The 2 main classes are the NetexModule
and
the NetexBundle
. The NetexModule
is a GraphBuilderModule
and responsible
for building all bundles, while a bundle is responsible for importing a Netex bundle, normally a
zip-file with a Netex data set. You may start OTP with as many bundles as you like, and you may mix
GTFS and NeTEx bundles in the same build.
The Netex files are xml-files and one data set can be more than 5 GB in size. There is no fixed
relationship between file names and content like it is in GTFS, where for example stops.txt
contains all stops. Instead, OTP import Netex data based one a file hierarchy.
As seen above the netex-file-bundle is organized in a hierarchy. This is done to support loading large data set, and to avoid keeping XML DOM entities in memory. Also, the hierarchy prevent references from different files at the same level to reference each other. The hierarchy allow OTP to go through the steps of parsing xml data into Netex POJOs, validating the relationships and mapping these POJOs into OTPs internal data model for each set/group of files.
The general rule is that entities referencing other entities, should be in the same file or placed at a lover level in the hierarchy, so the referenced object already exist when mapping an entity. There are exception to this. For example trip-to-trip interchanges.
The shared data si available during the entire mapping process. Then group data is kept in memory for the duration of parsing and mapping each group. Data in one group is not visible to another group.
Within each group there is also shared-group-data and group-files (leaf-files).
- Entities in group-files can reference other entities in the same file and entities in the shared-group-files and in the global shared-files, but not entities in other group-files.
- Entities in shared-group-files can reference other entities in the same file and entities in the same group of shared-group-files and in the global shared-files, but not entities in any group-files.

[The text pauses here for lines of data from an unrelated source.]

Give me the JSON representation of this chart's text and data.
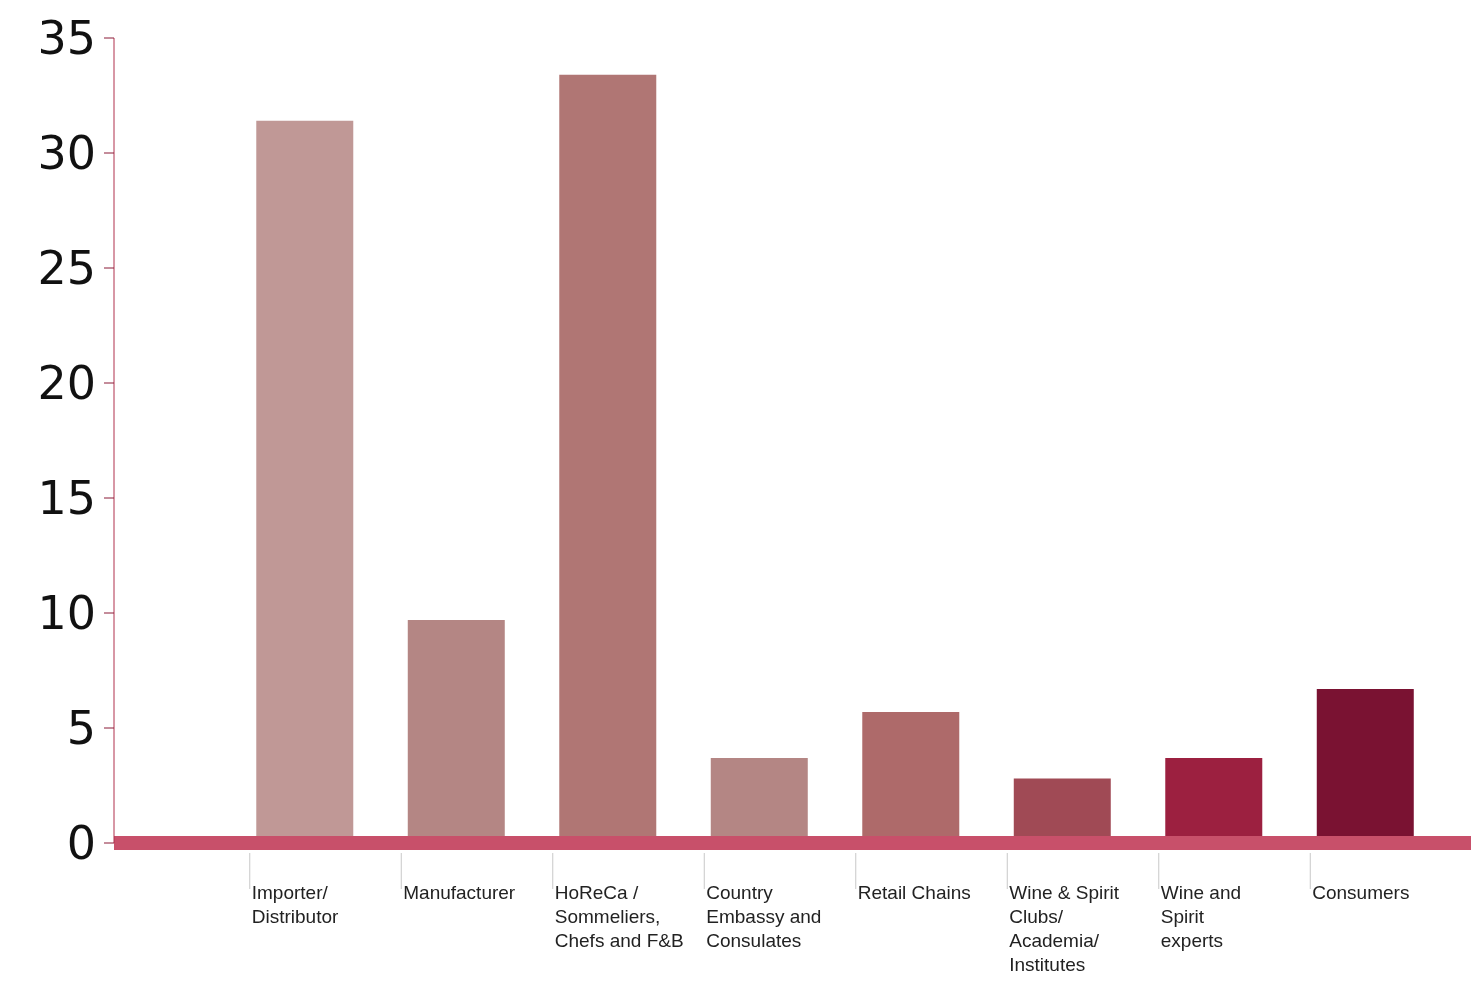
{
  "chart_data": {
    "type": "bar",
    "categories": [
      "Importer/ Distributor",
      "Manufacturer",
      "HoReCa / Sommeliers, Chefs and F&B",
      "Country Embassy and Consulates",
      "Retail Chains",
      "Wine & Spirit Clubs/ Academia/ Institutes",
      "Wine and Spirit experts",
      "Consumers"
    ],
    "values": [
      31.4,
      9.7,
      33.4,
      3.7,
      5.7,
      2.8,
      3.7,
      6.7
    ],
    "colors": [
      "#c09896",
      "#b48684",
      "#b07674",
      "#b48684",
      "#ae6a6a",
      "#a04a55",
      "#9c2040",
      "#7a1232"
    ],
    "ylim": [
      0,
      35
    ],
    "yticks": [
      0,
      5,
      10,
      15,
      20,
      25,
      30,
      35
    ]
  }
}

- Entities in global shared-files can reference other entities in the same file and entities in other global shared-files.
✅ Note! You can configure how your data files are grouped into the 3 levels above using regular expressions in the build-config.json.
For each level in the hierarchy and each group of files OTP perform the same steps:
- Load XML entities (NeTEx XML DOM POJOs).
See
NetexDataSourceHierarchy
- Parse xml file and insert XML POJOs into the index.
See
NetexXmlParser
- Validate relationships. See
Validator
- Map XML entities to OPT internal model. See
NetexMapper
OTP load entities into a hierarchical NetexEntityDataIndex
before validating and mapping each entity. Entities may appear in any order in the xml-files. So,
doing the validation in a separate step ensure all entities is available when doing the validation.
If an entity or a required relation is missing the validator should remove the invalid entity. This
make the mapping easier, because the mapper can assume all required data and entities exist.
Here is an outline of the process including the file-hierarchy traversal and the steps at each level:
- Load shared-data-files into index.
- Validate loaded entities
- Map shared-data-entries
- For each group:
- Load group-shared-files into index
- Validate loaded entities
- Map group-shared-entries
- For each leaf group-file file:
- Load group-file into index
- Validate loaded entities
- Map group-entries
- Clear leaf data from index
- Remove group data from index
The NetexBundele
repeat the exact same steps for each group/set of files. To
emulate navigation in the hierarchy both the NetexEntityDataIndex
and the NetexMapper
persist data in a "Stack" like structure. The
NetexBundle
call the push()
and pop()
on the index and the mapper to enter and exit each file
set at a given level. Entities loaded at a given level is in the local scope, while entities loaded
at a higher level is in the global scope. The index has methods to access both local and global
scoped entities, but it is only possible to add entities at the local scope.